Priority Flow Control (PFC) can mark specific interface queues as lossless by sending pause frames to upstream senders when queue congestion occurs, preventing packet drops for marked traffic.

Explicit Congestion Notification (ECN) uses buffer thresholds to generate congestion-notification packets (ECN-CNP) that prompt senders to lower transmission rates, while egress schedulers such as DWRR, WRR, and STRICT determine how queues are serviced under contention.

Key findings

ONES maps DSCP and DOT1P values to traffic classes, traffic classes to queues and priority groups, and then creates named profiles (for example, DSCP_TC_PROFILE, TC_QUEUE_PROFILE) which are attached to the relevant interfaces.

The orchestration supports WRED-style ECN profiles on PFC-enabled queues and can designate a STRICT-scheduled queue for ECN-CNP traffic so congestion notifications can traverse the fabric even when other queues are congested.

Operational impact

Day-2 operations are supported via updated YAML templates or a NetOps Application Programming Interface (API), allowing administrators to modify mappings, PFC settings, ECN thresholds, and scheduler weights as traffic patterns change.

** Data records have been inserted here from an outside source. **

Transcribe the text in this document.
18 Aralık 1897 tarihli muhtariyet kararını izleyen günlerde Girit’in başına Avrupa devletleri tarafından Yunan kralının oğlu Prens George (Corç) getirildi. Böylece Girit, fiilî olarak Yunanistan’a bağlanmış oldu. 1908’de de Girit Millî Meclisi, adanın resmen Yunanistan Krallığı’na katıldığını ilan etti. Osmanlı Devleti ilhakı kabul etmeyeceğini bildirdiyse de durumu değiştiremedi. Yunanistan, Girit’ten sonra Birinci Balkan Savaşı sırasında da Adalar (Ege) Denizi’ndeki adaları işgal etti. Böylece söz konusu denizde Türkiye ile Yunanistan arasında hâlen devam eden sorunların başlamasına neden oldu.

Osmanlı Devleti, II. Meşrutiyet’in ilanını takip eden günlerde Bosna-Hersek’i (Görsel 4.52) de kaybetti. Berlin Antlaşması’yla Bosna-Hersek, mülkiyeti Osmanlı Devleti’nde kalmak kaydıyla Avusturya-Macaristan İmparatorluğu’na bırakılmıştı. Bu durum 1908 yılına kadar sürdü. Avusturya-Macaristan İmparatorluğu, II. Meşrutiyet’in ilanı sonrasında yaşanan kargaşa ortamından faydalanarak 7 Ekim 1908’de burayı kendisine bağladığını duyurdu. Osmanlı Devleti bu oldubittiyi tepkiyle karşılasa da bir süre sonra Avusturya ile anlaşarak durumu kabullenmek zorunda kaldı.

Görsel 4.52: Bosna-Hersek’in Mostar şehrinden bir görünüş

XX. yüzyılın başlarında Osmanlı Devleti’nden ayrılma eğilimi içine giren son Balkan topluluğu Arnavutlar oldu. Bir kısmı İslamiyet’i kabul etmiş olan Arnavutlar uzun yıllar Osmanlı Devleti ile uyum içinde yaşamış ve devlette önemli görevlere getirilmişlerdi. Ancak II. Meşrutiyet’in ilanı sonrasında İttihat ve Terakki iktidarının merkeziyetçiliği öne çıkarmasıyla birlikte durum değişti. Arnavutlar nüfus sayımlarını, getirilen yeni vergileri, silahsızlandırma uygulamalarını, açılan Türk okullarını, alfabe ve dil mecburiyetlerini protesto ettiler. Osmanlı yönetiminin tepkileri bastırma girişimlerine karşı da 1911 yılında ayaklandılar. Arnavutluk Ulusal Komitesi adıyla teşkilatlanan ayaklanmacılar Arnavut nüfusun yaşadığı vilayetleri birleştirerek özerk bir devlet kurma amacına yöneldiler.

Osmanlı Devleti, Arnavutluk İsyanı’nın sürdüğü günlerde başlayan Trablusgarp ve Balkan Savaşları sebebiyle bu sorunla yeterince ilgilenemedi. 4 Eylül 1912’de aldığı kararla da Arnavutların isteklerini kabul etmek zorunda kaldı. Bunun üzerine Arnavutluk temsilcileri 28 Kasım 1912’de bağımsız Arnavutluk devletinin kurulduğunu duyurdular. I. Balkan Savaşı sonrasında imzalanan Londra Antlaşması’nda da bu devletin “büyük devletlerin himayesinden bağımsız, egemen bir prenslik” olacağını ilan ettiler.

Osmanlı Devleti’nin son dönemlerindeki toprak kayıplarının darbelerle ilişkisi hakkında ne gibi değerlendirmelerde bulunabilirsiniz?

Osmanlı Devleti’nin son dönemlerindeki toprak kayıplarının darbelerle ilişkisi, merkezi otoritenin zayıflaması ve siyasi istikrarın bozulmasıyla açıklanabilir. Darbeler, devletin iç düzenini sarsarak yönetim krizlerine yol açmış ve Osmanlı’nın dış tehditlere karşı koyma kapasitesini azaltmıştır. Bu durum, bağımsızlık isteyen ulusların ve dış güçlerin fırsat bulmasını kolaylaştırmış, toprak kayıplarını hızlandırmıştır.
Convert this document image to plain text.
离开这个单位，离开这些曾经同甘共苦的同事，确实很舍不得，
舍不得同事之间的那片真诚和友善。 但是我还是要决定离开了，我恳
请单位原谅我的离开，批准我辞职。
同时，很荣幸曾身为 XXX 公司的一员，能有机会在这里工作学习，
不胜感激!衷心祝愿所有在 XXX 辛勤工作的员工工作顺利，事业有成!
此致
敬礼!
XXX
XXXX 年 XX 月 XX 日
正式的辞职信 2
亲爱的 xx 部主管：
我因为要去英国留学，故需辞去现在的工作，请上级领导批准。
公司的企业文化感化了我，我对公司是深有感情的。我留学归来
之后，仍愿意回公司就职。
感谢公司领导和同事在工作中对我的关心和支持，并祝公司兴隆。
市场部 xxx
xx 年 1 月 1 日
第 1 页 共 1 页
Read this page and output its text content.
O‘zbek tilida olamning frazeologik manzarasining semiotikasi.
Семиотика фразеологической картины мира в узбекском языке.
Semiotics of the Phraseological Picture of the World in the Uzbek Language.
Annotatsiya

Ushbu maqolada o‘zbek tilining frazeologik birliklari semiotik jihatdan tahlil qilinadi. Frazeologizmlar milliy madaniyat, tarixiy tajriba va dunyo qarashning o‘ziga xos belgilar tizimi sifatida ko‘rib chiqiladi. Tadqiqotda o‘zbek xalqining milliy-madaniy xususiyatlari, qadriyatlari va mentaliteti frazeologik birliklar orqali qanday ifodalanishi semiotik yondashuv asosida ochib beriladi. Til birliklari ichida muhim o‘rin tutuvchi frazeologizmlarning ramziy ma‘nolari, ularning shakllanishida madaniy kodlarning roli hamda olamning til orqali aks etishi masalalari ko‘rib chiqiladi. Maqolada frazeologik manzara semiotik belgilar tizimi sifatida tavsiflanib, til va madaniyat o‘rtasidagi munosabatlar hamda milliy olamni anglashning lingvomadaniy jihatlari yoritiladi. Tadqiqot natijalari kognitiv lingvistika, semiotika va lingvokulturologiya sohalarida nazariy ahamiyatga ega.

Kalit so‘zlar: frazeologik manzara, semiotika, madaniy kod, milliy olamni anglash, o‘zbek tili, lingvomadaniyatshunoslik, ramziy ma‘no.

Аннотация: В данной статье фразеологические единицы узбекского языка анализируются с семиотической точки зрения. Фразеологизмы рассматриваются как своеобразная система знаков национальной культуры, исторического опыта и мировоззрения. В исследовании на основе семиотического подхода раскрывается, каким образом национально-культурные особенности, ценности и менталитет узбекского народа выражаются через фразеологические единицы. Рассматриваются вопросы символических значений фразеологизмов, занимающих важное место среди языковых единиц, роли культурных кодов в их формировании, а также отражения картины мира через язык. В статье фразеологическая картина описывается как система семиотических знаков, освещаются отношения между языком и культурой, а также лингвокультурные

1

ONES also exposes observability into QoS metrics such as queue utilization, PFC events, and ECN counters to assist administrators in tuning configurations for GPU-centric workloads.

Enterprise IT and security leaders can use these orchestration capabilities to align QoS settings with AI workload requirements. This “Blog Signals brief” is a fact-based summary of the vendor blog.